Several approaches have been used in the past in an attempt to deal with the electrostatic charges that develop in a test fixture during use. One such approach is described in U.S. Pat. No. 4,814,698 to St. Onge, et al. uses an anti-static substance having a certain critical resistivity applied to areas of a vacuum test fixture. Such vacuum test fixtures are in a class of test fixtures often referred to as customized or wired test fixtures in which the test probes are individually wired to separate interface contacts for use in transmitting test signals from the test probes to the external electronically controlled test analyzer. Such customized wire fixtures are particularly useful in testing circuit boards with complex arrangements of test points and low volume production boards where larger and more complex and expensive electronic test analyzers are not practical.

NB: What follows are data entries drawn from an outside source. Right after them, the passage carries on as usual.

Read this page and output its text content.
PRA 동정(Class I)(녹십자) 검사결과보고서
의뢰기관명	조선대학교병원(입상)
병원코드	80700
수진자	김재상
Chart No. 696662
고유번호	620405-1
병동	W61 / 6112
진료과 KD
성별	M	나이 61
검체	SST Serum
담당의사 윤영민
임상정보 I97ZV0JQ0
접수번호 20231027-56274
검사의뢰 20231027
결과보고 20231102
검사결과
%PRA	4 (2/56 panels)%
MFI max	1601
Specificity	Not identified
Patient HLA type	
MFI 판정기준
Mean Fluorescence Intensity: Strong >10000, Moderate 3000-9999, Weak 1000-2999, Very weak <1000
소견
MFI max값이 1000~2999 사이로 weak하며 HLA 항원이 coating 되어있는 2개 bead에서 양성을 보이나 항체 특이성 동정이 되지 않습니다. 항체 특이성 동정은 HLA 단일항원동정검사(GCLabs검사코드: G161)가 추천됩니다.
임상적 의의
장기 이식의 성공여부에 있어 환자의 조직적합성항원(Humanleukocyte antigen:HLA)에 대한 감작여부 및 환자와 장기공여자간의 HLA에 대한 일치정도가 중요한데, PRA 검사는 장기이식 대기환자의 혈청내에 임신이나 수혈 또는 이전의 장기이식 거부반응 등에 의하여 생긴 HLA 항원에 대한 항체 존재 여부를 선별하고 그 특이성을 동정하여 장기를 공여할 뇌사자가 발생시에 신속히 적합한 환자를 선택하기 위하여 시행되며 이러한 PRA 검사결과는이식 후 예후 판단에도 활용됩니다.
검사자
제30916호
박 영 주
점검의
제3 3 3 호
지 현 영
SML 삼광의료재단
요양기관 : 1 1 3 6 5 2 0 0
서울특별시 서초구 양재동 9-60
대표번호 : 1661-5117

In addition to customized wired test fixtures, a further class of test fixtures is the so-called grid-type fixture in which translator pins contact random patterns of test points on the board and transfer test signals to interface pins arranged in a grid pattern in a receiver. In this grid type tester, fixturing is generally less complex than in the customized wired test fixtures, but with a grid system, the grid interfaces and test electronics are substantially more complex and costly. The present invention is directed toward the prevention of ESD damage to the more costly grid type fixtures.
A typical grid fixture contains test electronics with a huge number of switching circuits connecting test points in a grid base to corresponding test circuits in the electronic test analyzer. In one embodiment of a grid tester as many as 80,000 test probes are used in top and bottom test fixtures for communicating with complex grid test electronics in which as many as 80,000 corresponding switches are used. During a test cycle in such a grid tester, large probe plates are moved together quickly, compressing the plates together on opposite sides of the UUT. Air rushing away from the probe plates and over the board surfaces can cause a build up of electrostatic charges. Placing the UUT on the fixture also can cause static charges to develop. During testing a large number of metal contact pins on the test probes make sudden contact with switch cards containing expensive integrated circuit modules for the switching circuitry. Such grid fixtures if unprotected for the effects of ESD can suffer costly damage as a result of the build up of such electrostatic charges and a resulting sudden discharge during testing.
The present invention provides a ground plane arrangement for dissipating accumulated charges in a grid tester so that ESD effects are prevented during the test cycle.